Arbeitgeber können einem Betriebsratsmitglied erst nach Rechtskraft der Zustimmungsersetzung außerordentlich kündigen
Arbeitgeber können einem Betriebsratsmitglied erst dann außerordentlich kündigen, wenn der Betriebsrat zugestimmt hat oder ein rechtskräftiger Beschluss vorliegt, mit dem die Zustimmung des Betriebsrats gerichtlich ersetzt worden ist. Eine vor Ausspruch der Rechtskraft ausgesprochene Kündigung ist nicht nur schwebend unwirksam, sondern unheilbar nichtig. Hat das LAG die Rechtsbeschwerde nicht zugelassen, tritt Rechtskraft erst mit Ablauf der Frist für die Einlegung der Nichtzulassungsbeschwerde ein.
Der Sachverhalt:
Der Kläger ist seit 2001 bei der Beklagten beschäftigt und war zuletzt als Gabelstaplerfahrer im Lager eingesetzt. Er ist Mitglied des bei der Beklagten gebildeten Betriebsrats.
Nachdem der Kläger zahlreiche Unfälle mit dem Gabelstapler verursacht hatte, wollte die Beklagte ihn als sog. Räumer zu einem geringeren Entgelt einsetzen. Zu diesem Zweck beantragte sie beim ArbG, die vom Betriebsrat verweigerte Zustimmung zu einer entsprechenden außerordentlichen Änderungskündigung gerichtlich zu ersetzen. Das ArbG entsprach dem Antrag; die hiergegen gerichtete Beschwerde wies das LAG mit Beschluss, in welchem die Rechtsbeschwerde nicht zugelassen wurde, zurück. Einen Tag nach Zustellung dieses Beschlusses sprach die Beklagte die außerordentliche Änderungskündigung aus.
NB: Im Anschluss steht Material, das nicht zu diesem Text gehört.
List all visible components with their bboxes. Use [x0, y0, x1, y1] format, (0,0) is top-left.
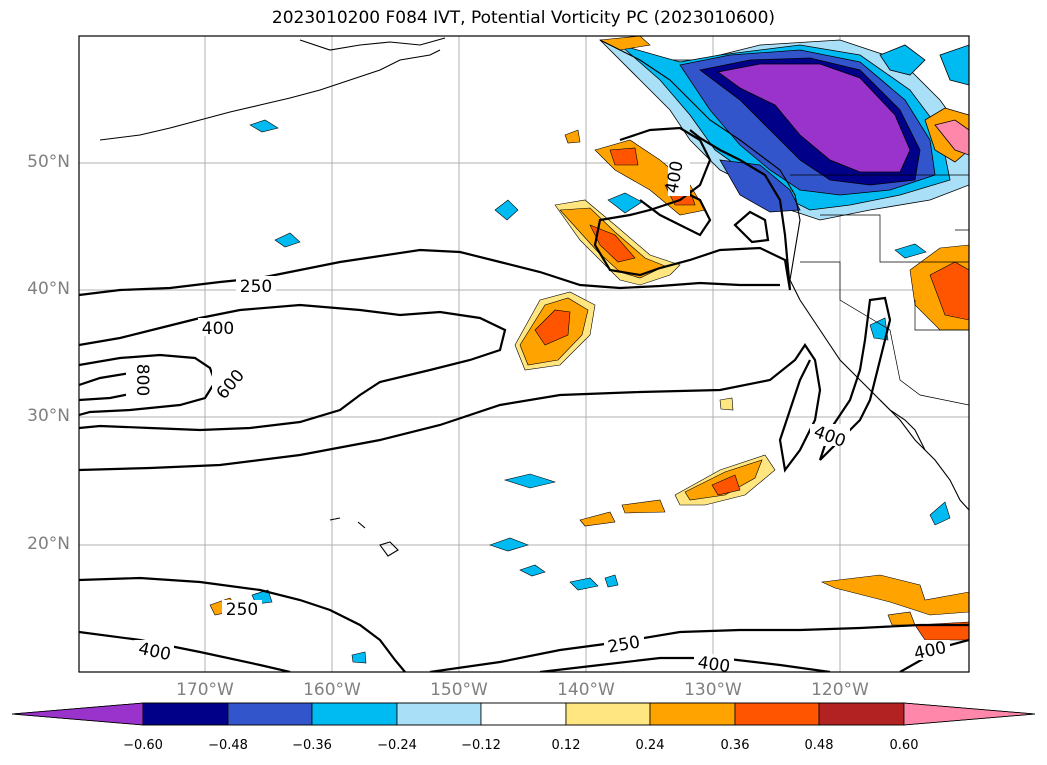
lon-label-170w: 170°W	[176, 680, 234, 700]
colorbar-tick: −0.36	[292, 738, 332, 753]
lat-label-40n: 40°N	[27, 279, 70, 299]
colorbar	[11, 702, 1036, 726]
colorbar-extend-min	[11, 702, 144, 726]
gridlines	[79, 36, 969, 672]
colorbar-tick: −0.60	[123, 738, 163, 753]
contour-label-800: 800	[132, 364, 152, 396]
contour-label-250-sw: 250	[226, 600, 258, 620]
lat-label-30n: 30°N	[27, 406, 70, 426]
colorbar-tick: 0.60	[889, 738, 919, 753]
lon-label-140w: 140°W	[557, 680, 615, 700]
lon-label-130w: 130°W	[684, 680, 742, 700]
contour-label-400: 400	[202, 319, 234, 339]
borders	[790, 174, 969, 406]
contour-label-250: 250	[240, 277, 272, 297]
colorbar-tick: 0.48	[804, 738, 834, 753]
pv-positive-region	[209, 36, 969, 641]
contour-label-400-s: 400	[696, 653, 731, 677]
pv-negative-small	[249, 119, 951, 664]
lat-label-20n: 20°N	[27, 534, 70, 554]
colorbar-tick: −0.48	[208, 738, 248, 753]
lon-label-150w: 150°W	[430, 680, 488, 700]
ivt-contours	[79, 126, 969, 672]
colorbar-tick: −0.24	[377, 738, 417, 753]
contour-labels: 250 400 800 600 400 400 250 400 250 400 …	[126, 159, 950, 677]
colorbar-tick: 0.12	[551, 738, 581, 753]
lon-label-160w: 160°W	[303, 680, 361, 700]
lon-label-120w: 120°W	[811, 680, 869, 700]
colorbar-tick: −0.12	[461, 738, 501, 753]
colorbar-tick: 0.36	[720, 738, 750, 753]
pv-negative-region	[599, 39, 969, 221]
plot-frame	[78, 35, 970, 673]
map-title: 2023010200 F084 IVT, Potential Vorticity…	[271, 8, 776, 28]
lat-label-50n: 50°N	[27, 152, 70, 172]
colorbar-extend-max	[903, 702, 1036, 726]
colorbar-tick: 0.24	[635, 738, 665, 753]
Mit seiner hiergegen gerichteten Klage machte der Kläger geltend, dass die Kündigung nicht vor Rechtskraft der zustimmungsersetzenden Entscheidung hätte erklärt werden dürfen. Die Beklagte vertrat demgegenüber die Auffassung, dass eine offensichtlich aussichtslose Rechtsbeschwerde nicht abgewartet werden müsse.
Die Klage hatte sowohl vor dem ArbG als auch vor dem LAG Erfolg.
Die Gründe:
Der Kläger muss zu den bisherigen Bedingungen weiterbeschäftigt werden. Die Änderungskündigung ist unwirksam, da die Beklagte sie vor Rechtskraft der Zustimmungsersetzung ausgesprochen hat.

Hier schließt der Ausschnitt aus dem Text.